I came out of the stall and looked at myself in the mirror. My face was red. My shoulder-level brown hair was a little scrambled. I washed the spot of blood off my hands. It hurt but it had stopped bleeding. When I got home I’d pour some hydrogen peroxide over it. I combed my hair with my hands and some water. I scrubbed my face with hot water and dried it on paper towels. I’d washed off the last traces of the make up I’d put on before work. I didn’t have more with me to reapply, but what was the point?
Francine came into the restroom. “You dropped this in the conferenc
e room.” She handed me the eraser end of the broken pencil.
I took it and stuck it in my jacket pocket with the top half. “This is all so shocking,” I managed to get the words out.
“Are you okay?”
My instinct was that Francine wanted to savor my pain. I needed to redirect her. “Did you hear anything more about poor Mr. Caine?”
“We won’t know till later.
I knew.
Francine’s insistent questions faded away. I lost track of the liquid soap and flat, disinfectant-laced smell of the ladies room. I smelled an oversweet cherry smell, like kid’s vitamin syrup. A ghostly voice floated out of the mist of my memory. If I concentrated I might be able to make out the words.

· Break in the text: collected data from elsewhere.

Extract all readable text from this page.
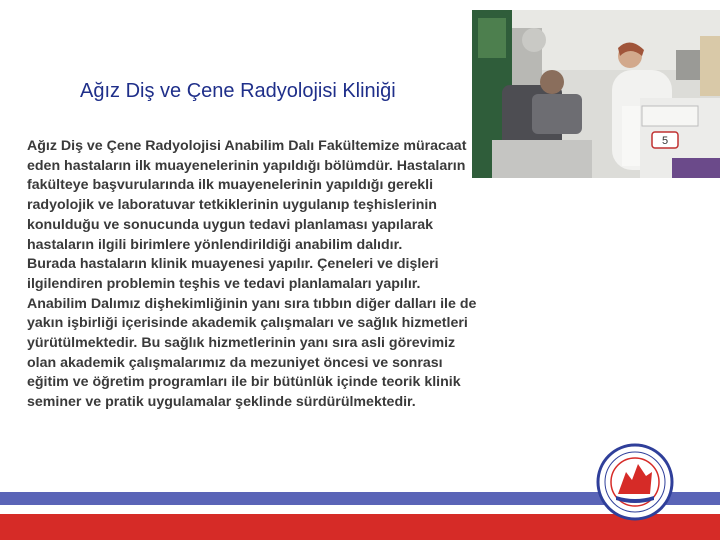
Ağız Diş ve Çene Radyolojisi Kliniği
5
Ağız Diş ve Çene Radyolojisi Anabilim Dalı Fakültemize müracaat
eden hastaların ilk muayenelerinin yapıldığı bölümdür. Hastaların
fakülteye başvurularında ilk muayenelerinin yapıldığı gerekli
radyolojik ve laboratuvar tetkiklerinin uygulanıp teşhislerinin
konulduğu ve sonucunda uygun tedavi planlaması yapılarak
hastaların ilgili birimlere yönlendirildiği anabilim dalıdır.
Burada hastaların klinik muayenesi yapılır. Çeneleri ve dişleri
ilgilendiren problemin teşhis ve tedavi planlamaları yapılır.
Anabilim Dalımız dişhekimliğinin yanı sıra tıbbın diğer dalları ile de
yakın işbirliği içerisinde akademik çalışmaları ve sağlık hizmetleri
yürütülmektedir. Bu sağlık hizmetlerinin yanı sıra asli görevimiz
olan akademik çalışmalarımız da mezuniyet öncesi ve sonrası
eğitim ve öğretim programları ile bir bütünlük içinde teorik klinik
seminer ve pratik uygulamalar şeklinde sürdürülmektedir.
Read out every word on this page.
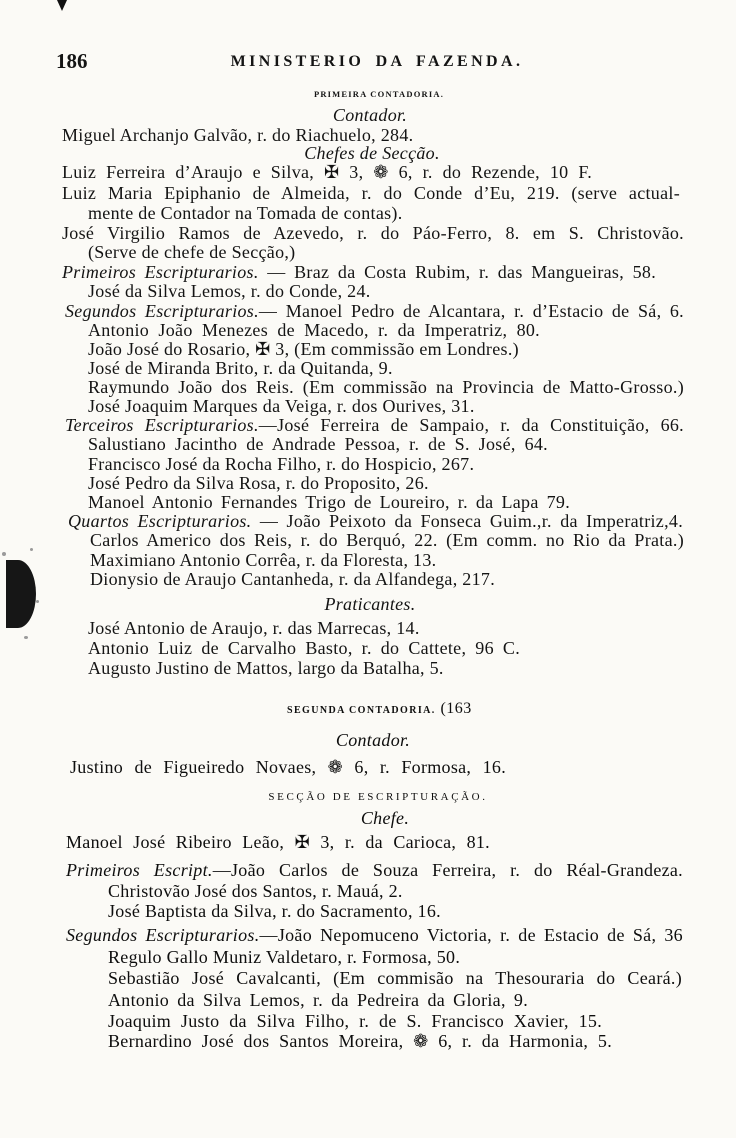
186	MINISTERIO DA FAZENDA.
PRIMEIRA CONTADORIA.
Contador.
Miguel Archanjo Galvão, r. do Riachuelo, 284.
Chefes de Secção.
Luiz Ferreira d’Araujo e Silva, ✠ 3, ❁ 6, r. do Rezende, 10 F.
Luiz Maria Epiphanio de Almeida, r. do Conde d’Eu, 219. (serve actual-
mente de Contador na Tomada de contas).
José Virgilio Ramos de Azevedo, r. do Páo-Ferro, 8. em S. Christovão.
(Serve de chefe de Secção,)
Primeiros Escripturarios. — Braz da Costa Rubim, r. das Mangueiras, 58.
José da Silva Lemos, r. do Conde, 24.
Segundos Escripturarios.— Manoel Pedro de Alcantara, r. d’Estacio de Sá, 6.
Antonio João Menezes de Macedo, r. da Imperatriz, 80.
João José do Rosario, ✠ 3, (Em commissão em Londres.)
José de Miranda Brito, r. da Quitanda, 9.
Raymundo João dos Reis. (Em commissão na Provincia de Matto-Grosso.)
José Joaquim Marques da Veiga, r. dos Ourives, 31.
Terceiros Escripturarios.—José Ferreira de Sampaio, r. da Constituição, 66.
Salustiano Jacintho de Andrade Pessoa, r. de S. José, 64.
Francisco José da Rocha Filho, r. do Hospicio, 267.
José Pedro da Silva Rosa, r. do Proposito, 26.
Manoel Antonio Fernandes Trigo de Loureiro, r. da Lapa 79.
Quartos Escripturarios. — João Peixoto da Fonseca Guim.,r. da Imperatriz,4.
Carlos Americo dos Reis, r. do Berquó, 22. (Em comm. no Rio da Prata.)
Maximiano Antonio Corrêa, r. da Floresta, 13.
Dionysio de Araujo Cantanheda, r. da Alfandega, 217.
Praticantes.
José Antonio de Araujo, r. das Marrecas, 14.
Antonio Luiz de Carvalho Basto, r. do Cattete, 96 C.
Augusto Justino de Mattos, largo da Batalha, 5.
SEGUNDA CONTADORIA. (163
Contador.
Justino de Figueiredo Novaes, ❁ 6, r. Formosa, 16.
SECÇÃO DE ESCRIPTURAÇÃO.
Chefe.
Manoel José Ribeiro Leão, ✠ 3, r. da Carioca, 81.
Primeiros Escript.—João Carlos de Souza Ferreira, r. do Réal-Grandeza.
Christovão José dos Santos, r. Mauá, 2.
José Baptista da Silva, r. do Sacramento, 16.
Segundos Escripturarios.—João Nepomuceno Victoria, r. de Estacio de Sá, 36
Regulo Gallo Muniz Valdetaro, r. Formosa, 50.
Sebastião José Cavalcanti, (Em commisão na Thesouraria do Ceará.)
Antonio da Silva Lemos, r. da Pedreira da Gloria, 9.
Joaquim Justo da Silva Filho, r. de S. Francisco Xavier, 15.
Bernardino José dos Santos Moreira, ❁ 6, r. da Harmonia, 5.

“Find the heart.” A man’s voice.
I started to shake all over.
“I found it.”
“Stop the heart.”
“No.”
“Do it NOW.”
“No.”
“Angie, are you okay?” Francine touched my arm and I flinched away.
“Don’t touch me,” I said. She jumped at my sharp tone. That pleased me somehow. I wasn’t going to lash out at her, but I didn’t want her hands on me and something in my face made her retreat a step.
She gave me an eyes-narrowed look and headed for the door. “Don’t stay in here all day. Donna’s looking for you. There’s still work to do.” Then she left.
I couldn’t help but think about what Underwear Model Man had said about getting out of this place. If only it were that easy. Much as I loved San Francisco, jobs were scarce and rent-controlled apartments even scarcer. If I left town, I’d never be able to afford to come back. Worse yet, what if I left town and my aunt returned?
The briefest glance in the bathroom mirror reminded me that whoever that handsome stranger was, he had to be working a scam on the Big Girl. That would be me—tall with brown hair and brown eyes. Broad of shoulder and hip. A workhorse. I might have been bred specifically to carry heavy burdens. The perpetual victim. Underwear Model Man was right about one thing—my current situation could stand massive improvements. But that didn’t mean whatever he was selling would help me. So far nothing ever had.